Why Do We Hate Anger and Sadness So Much?

As parent’s we’re often triggered by our child’s anger or sadness. How can you overcome this to best meet your child’s needs and give them the tools they need to appropriately address these emotions throughout their life?


Anger and sadness-these are two emotions that everyone experiences daily. So why are they so hated? As parents we’re often triggered by our child’s anger or sadness, and when we don’t recognize or address this, we use four responses over and over in relation to our child’s emotions.

  1. Dismiss– we ignore or dismiss our child’s feelings. Telling them they’re fine and that what they’re feeling isn’t actually valid or worthy of any attention/help.
  2. Distract– we try to stop our child from feeling whatever negative emotion they’re experiencing as quickly as possible. We put on the TV, we talk but don’t listen, we try to start fun new games, or we offer them toys and food to appease them.
  3. Punish– we punish our child for having emotions by yelling, spanking, shaming, revoking privileges, removing toys, or using time outs.
  4. Give in– we give in to the limit or boundary we originally set. We let them continue watching a show we said was all done, or we don’t make them hold our hand in the parking lot like we had asked.

Each of these responses to a child’s feelings does nothing to help them the next time they encounter a negative emotion. Dismissing, distracting, punishing, and giving in to our child only serves to harm them in the long run.

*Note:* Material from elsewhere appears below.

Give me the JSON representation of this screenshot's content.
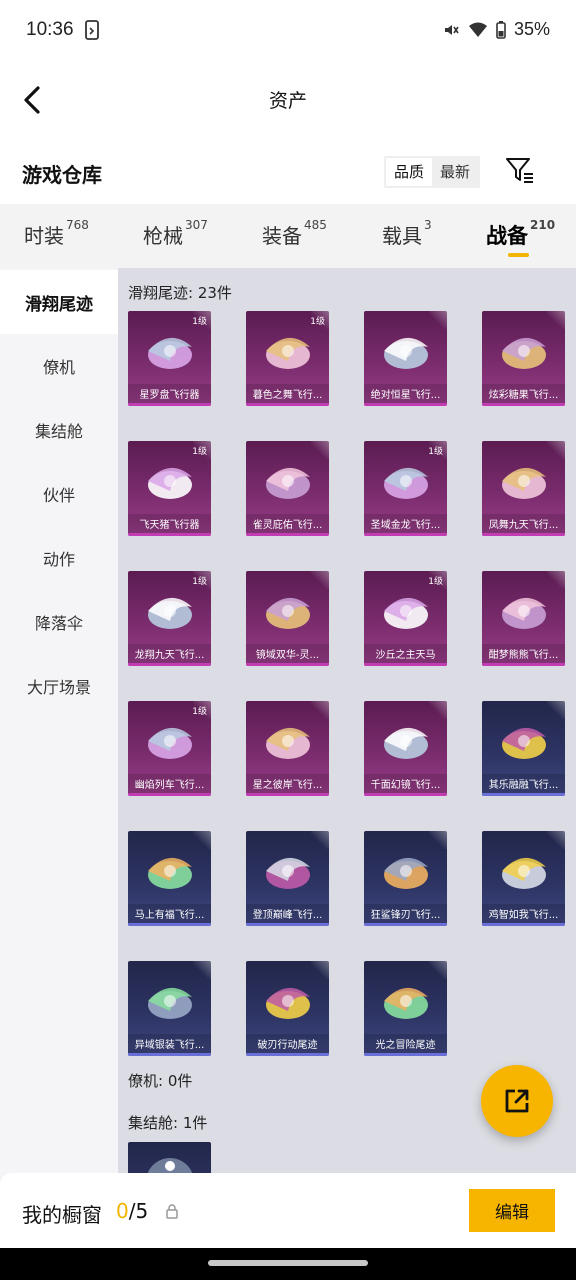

Dismissing and punishing children for experiencing anger and sadness lets them know you are not to be trusted with their feelings. It tells them that they are only worthy of attention and love from you when they’re experiencing positive emotions. Children who are dismissed and punished often for expressing and experiencing negative emotions, learn to bottle these emotions up or to push them aside. It also puts doubt and shame into a child about believing what their mind and body is telling them. Were they really angry? Was it not okay to be sad because they were told they had to leave the park? Are they a bad person for feeling this way?

Distracting and giving into a child when they experience anger and sadness lets them know that these emotions should not be felt, or if they are felt they should be quickly resolved/diverted. Instead of a child learning to use the tools they possess within themselves to manage these emotions, they are taught to find material things or use experiences to mask or temporarily resolve these feelings.

These responses to anger and sadness do nothing to benefit children in the long run. They do not teach children problem solving skills, compassion, empathy, dealing with change, being happy on their own, resilience, listening skills, communication, trusting themselves, understanding their mind and body, decision making, and negotiation…honestly the list could go on and on.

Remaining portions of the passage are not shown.